Monday, Dec. 05, 1938
Insulated Justice
Associate Justice Owen Josephus Roberts of the U. S. Supreme Court last week summoned circuit and district court judges of the Third Circuit to a conference at Atlantic City. There he discussed with them an impending change in the relation of U. S. courts to the U. S. Government.
Up to now, U. S. judges have had to look for money to the Department of Justice, whose fiscal 1938 budget includes some $18,000,000 for the Judiciary. Since the Department has more cases in those courts than any other agency or person, judges and lawyers alike have long felt there was something vaguely improper about this procedure. Chief Justice Charles Evans Hughes was for a bill introduced in the last Congress to set up a separate court budget. Then he reconsidered, quashed the measure. What gave him pause was the awful thought that a comptroller appointed by him might some day turn crook and thus impugn the Supreme Court itself.
Mr.

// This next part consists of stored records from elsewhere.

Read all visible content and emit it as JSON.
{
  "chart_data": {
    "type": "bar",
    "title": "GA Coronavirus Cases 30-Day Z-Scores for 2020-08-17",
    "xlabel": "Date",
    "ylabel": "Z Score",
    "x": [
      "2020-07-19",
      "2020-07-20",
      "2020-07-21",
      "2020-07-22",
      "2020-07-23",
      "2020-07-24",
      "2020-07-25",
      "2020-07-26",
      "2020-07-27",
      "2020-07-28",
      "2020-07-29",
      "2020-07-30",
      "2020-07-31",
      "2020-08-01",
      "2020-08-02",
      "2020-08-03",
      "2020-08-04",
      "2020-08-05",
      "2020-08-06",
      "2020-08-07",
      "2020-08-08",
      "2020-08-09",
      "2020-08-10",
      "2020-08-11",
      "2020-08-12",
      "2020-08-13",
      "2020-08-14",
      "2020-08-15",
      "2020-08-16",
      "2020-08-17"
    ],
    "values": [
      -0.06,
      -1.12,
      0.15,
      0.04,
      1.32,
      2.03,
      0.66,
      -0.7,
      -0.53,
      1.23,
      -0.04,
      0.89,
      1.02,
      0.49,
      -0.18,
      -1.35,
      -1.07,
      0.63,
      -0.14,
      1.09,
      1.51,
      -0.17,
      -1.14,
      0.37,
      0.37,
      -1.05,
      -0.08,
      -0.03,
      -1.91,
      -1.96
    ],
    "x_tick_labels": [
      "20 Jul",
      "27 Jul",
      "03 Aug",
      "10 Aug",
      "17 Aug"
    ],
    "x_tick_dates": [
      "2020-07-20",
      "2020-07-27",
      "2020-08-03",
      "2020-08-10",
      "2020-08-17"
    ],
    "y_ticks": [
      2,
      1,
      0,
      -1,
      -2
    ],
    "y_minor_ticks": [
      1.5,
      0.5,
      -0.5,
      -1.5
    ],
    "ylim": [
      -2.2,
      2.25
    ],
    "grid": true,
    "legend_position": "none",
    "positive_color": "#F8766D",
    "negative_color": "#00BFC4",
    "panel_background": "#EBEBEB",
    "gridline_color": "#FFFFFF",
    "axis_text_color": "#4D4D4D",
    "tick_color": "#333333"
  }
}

Hughes's qualms have lately been eased. A committee of eminent judges and attorneys (including President Arthur T. Vanderbilt of the snooty Judiciariat Society) has drawn up a compromise whereby the U. S. Judiciary's financial officer will be safely insulated from the Supreme Justices. Senator Henry Fountain Ashurst expects to have this measure passed soon after Congress meets in January. The judges therefore must figure their need for the coming fiscal year, and Justice Roberts asked those in his bailiwick to do so last week. Other justices presumably will do likewise in the circuits where they oversee legal business.